As a historian and genealogist, I've searched for many weird and wonderful names in the past. You should see what some of the Victorians were naming their offspring, not to mention what English monoglot census clerks wrote in lieu of actually recording the names given to them by my Welsh antecedents. But Quillsh Wammy? It's the first time that a Month of character focus on Death Note News has fastened upon an individual with a British sounding moniker. This should be game on. I have the tools to do it and decades worth of skills to throw into the mix. Nevertheless, I've got to admit, it seems like a quest doomed to failure. Quillsh Wammy might sound British, particularly when wrapped around such a formal, stiff-upper-lipped gentleman, tuxedo clad and with a known home in Winchester. However sounds British is the optimum phrase here. I doubt I've ever met a Wammy in my life, and certainly not encountered a Quillsh. Hey-ho, let's give it a go. |
Hunt for the Origin of the Wammy Surname
The first issue is wading through pages and pages of search engine results relating to Death Note's Wammy and not a lot else.
Apparently there's a single, solitary individual surnamed Wammy in Tanzania - probably a Death Note fan - and a billion role-players, fan-fiction writers and fan-artists all including the name in their fandom pseudonym. (I'm just as guilty with my MRSJeevas avatar, which was only ever added for a laugh on a single site right on the eve of my novels taking off...)
Eventually hitting a few 'Wammy Surname Meaning' sites, I draw several large blanks. The pages are set up, with no historical personages nor current demographical clusters to populate them.
All kind of confirming what instinct said before - Quillsh Wammy has a British feel to it without following through to reality.
Could Wammy Indonesian or from the Nederlands?

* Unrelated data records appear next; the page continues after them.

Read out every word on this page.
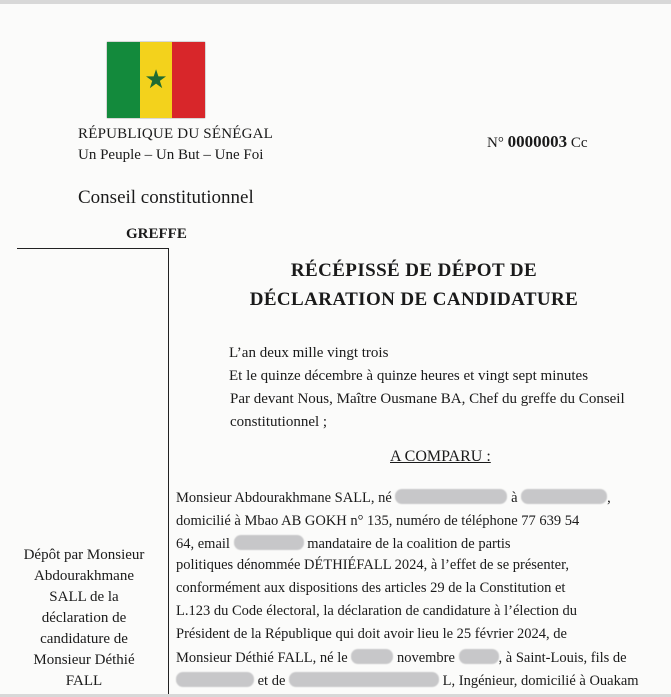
★
RÉPUBLIQUE DU SÉNÉGAL
Un Peuple – Un But – Une Foi
N° 0000003 Cc
Conseil constitutionnel
GREFFE
RÉCÉPISSÉ DE DÉPOT DE
DÉCLARATION DE CANDIDATURE
L’an deux mille vingt trois
Et le quinze décembre à quinze heures et vingt sept minutes
Par devant Nous, Maître Ousmane BA, Chef du greffe du Conseil
constitutionnel ;
A COMPARU :
Dépôt par Monsieur
Abdourakhmane
SALL de la
déclaration de
candidature de
Monsieur Déthié
FALL
Monsieur Abdourakhmane SALL, né	à	,
domicilié à Mbao AB GOKH n° 135, numéro de téléphone 77 639 54
64, email	mandataire de la coalition de partis
politiques dénommée DÉTHIÉFALL 2024, à l’effet de se présenter,
conformément aux dispositions des articles 29 de la Constitution et
L.123 du Code électoral, la déclaration de candidature à l’élection du
Président de la République qui doit avoir lieu le 25 février 2024, de
Monsieur Déthié FALL, né le	novembre	, à Saint-Louis, fils de
et de	L, Ingénieur, domicilié à Ouakam
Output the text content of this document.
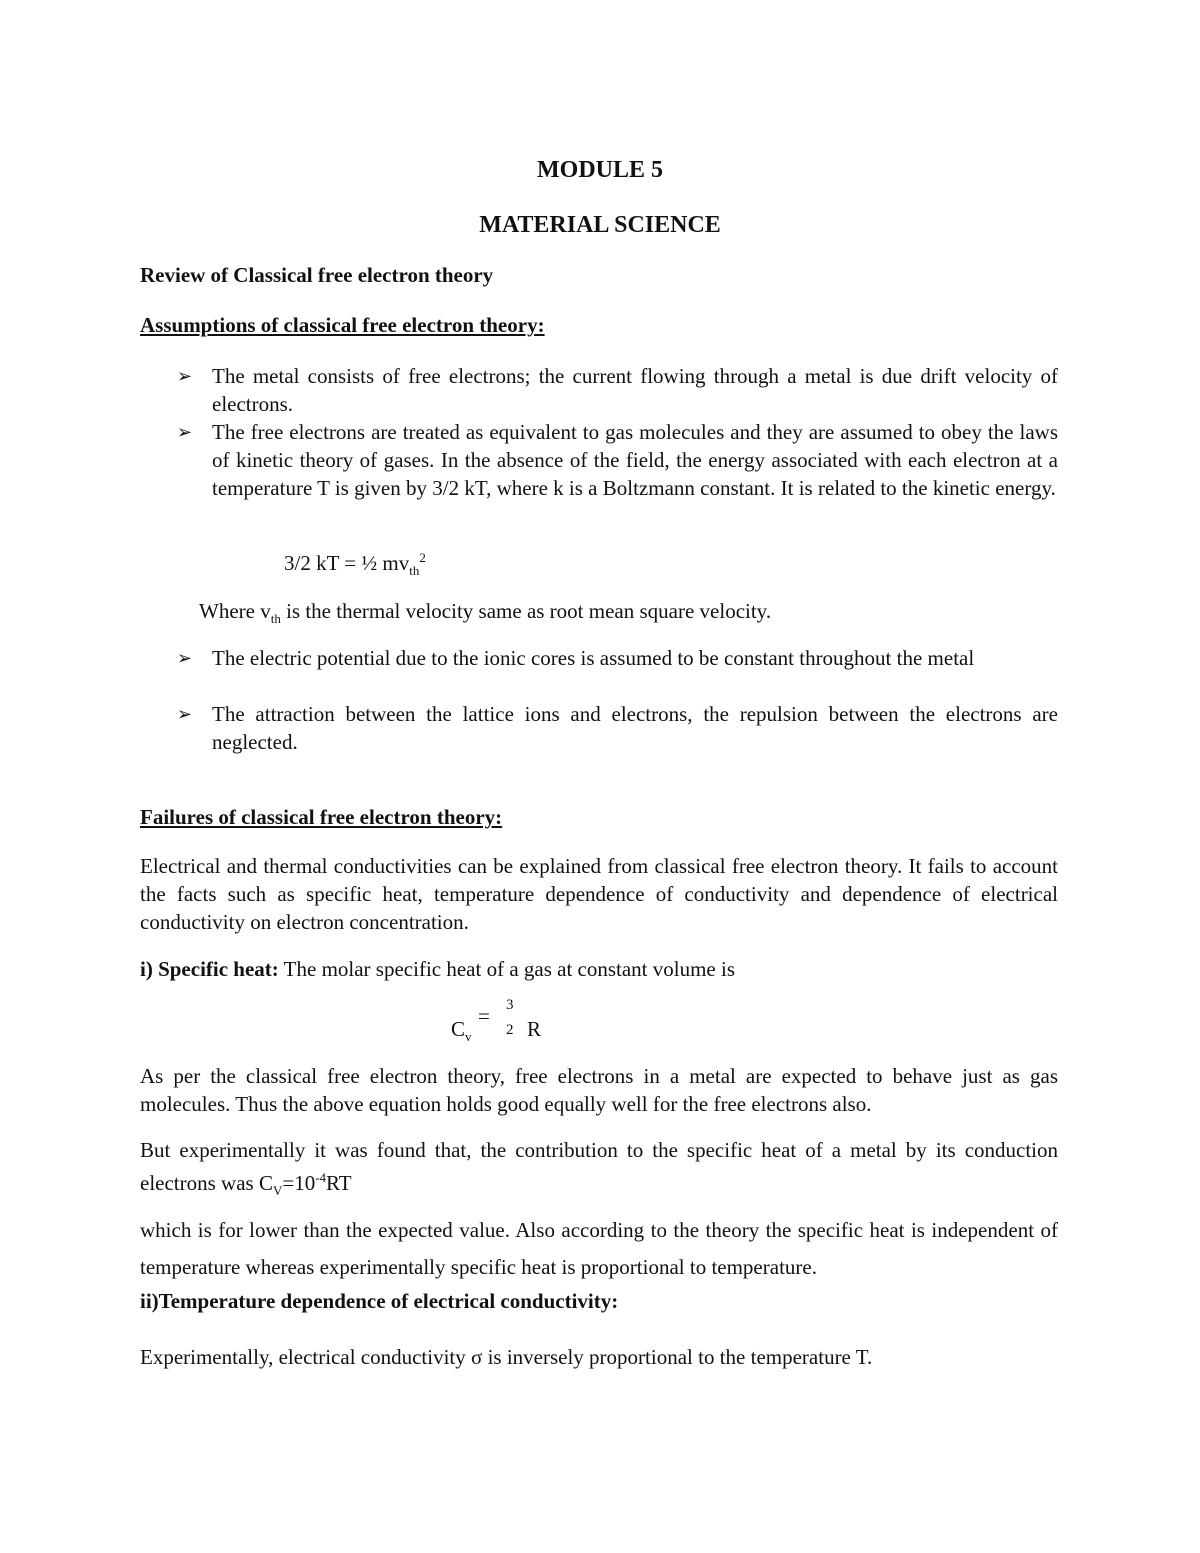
MODULE 5
MATERIAL SCIENCE
Review of Classical free electron theory
Assumptions of classical free electron theory:
➢ The metal consists of free electrons; the current flowing through a metal is due drift velocity of electrons.
➢ The free electrons are treated as equivalent to gas molecules and they are assumed to obey the laws of kinetic theory of gases. In the absence of the field, the energy associated with each electron at a temperature T is given by 3/2 kT, where k is a Boltzmann constant. It is related to the kinetic energy.
3/2 kT = ½ $mv_{th}^2$
Where $v_{th}$ is the thermal velocity same as root mean square velocity.
➢ The electric potential due to the ionic cores is assumed to be constant throughout the metal
➢ The attraction between the lattice ions and electrons, the repulsion between the electrons are neglected.
Failures of classical free electron theory:
Electrical and thermal conductivities can be explained from classical free electron theory. It fails to account the facts such as specific heat, temperature dependence of conductivity and dependence of electrical conductivity on electron concentration.
i) Specific heat: The molar specific heat of a gas at constant volume is
$C_v$
= 3
2 R
As per the classical free electron theory, free electrons in a metal are expected to behave just as gas molecules. Thus the above equation holds good equally well for the free electrons also.
But experimentally it was found that, the contribution to the specific heat of a metal by its conduction electrons was $C_V=10^{-4}RT$
which is for lower than the expected value. Also according to the theory the specific heat is independent of temperature whereas experimentally specific heat is proportional to temperature.
ii)Temperature dependence of electrical conductivity:
Experimentally, electrical conductivity σ is inversely proportional to the temperature T.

Then pay-dirt - BAM! A website claims to have a plethora of Wammy families dotted all over the world! Until you dig in to see and notice that actually it's just one or two individuals hailing from quite disparate regions of the world. In short, probably Death Note fans, whose pseudonyms have somehow been snapped up in the trawl through genealogical cyber-space. Name-list.com cannot suggest an origin for the name Wammy, though it does proffer the guess that those bearing it as a family name are probably Dutch or Indonesian. Why not Russian or Australian, I don't know. They scored just as many. One apiece for all. And the USA should have owned it with a mighty haul of three Wammys within its borders. However, the site did inform me what Wammy spelt backwards is Ymmaw, which seems worth knowing. Plus the most common misspellings, namely Wsmmy Wammi Vvammy Wammya Wmamy Wamym. Can't go wrong with that bit of knowledge under my belt. |
British Wammy Surnames in the Genealogical Record!
He doesn't exist - naturally, as Tsugumi Ohba made him up for Death Note - but Wammy people do with aplomb, figuring highly in the historical record with Christian names that wouldn't seem out of place in Another Note: The LA BB Murder Cases.
Ok, not a Believe Bridesmaid between them, but a Canada Let Wammy, and a Graphics Wammy. And a Sammystirred Wammy. All there on board ships or, well mostly, in US High School Yearbooks. Real, actual US names! Name-list.com was right to call it above.
But no, skimming down the line reveals a distinct grouping of folk surnamed Wammy - way before Death Note was conceived into literary being - in 18th century Nunkirschen, Prussia and Marne, France. Then they all disappear again.
Only to resurface two centuries later as a sole fictional character in Winchester, England, and a fair few Americans filling in Yearbooks.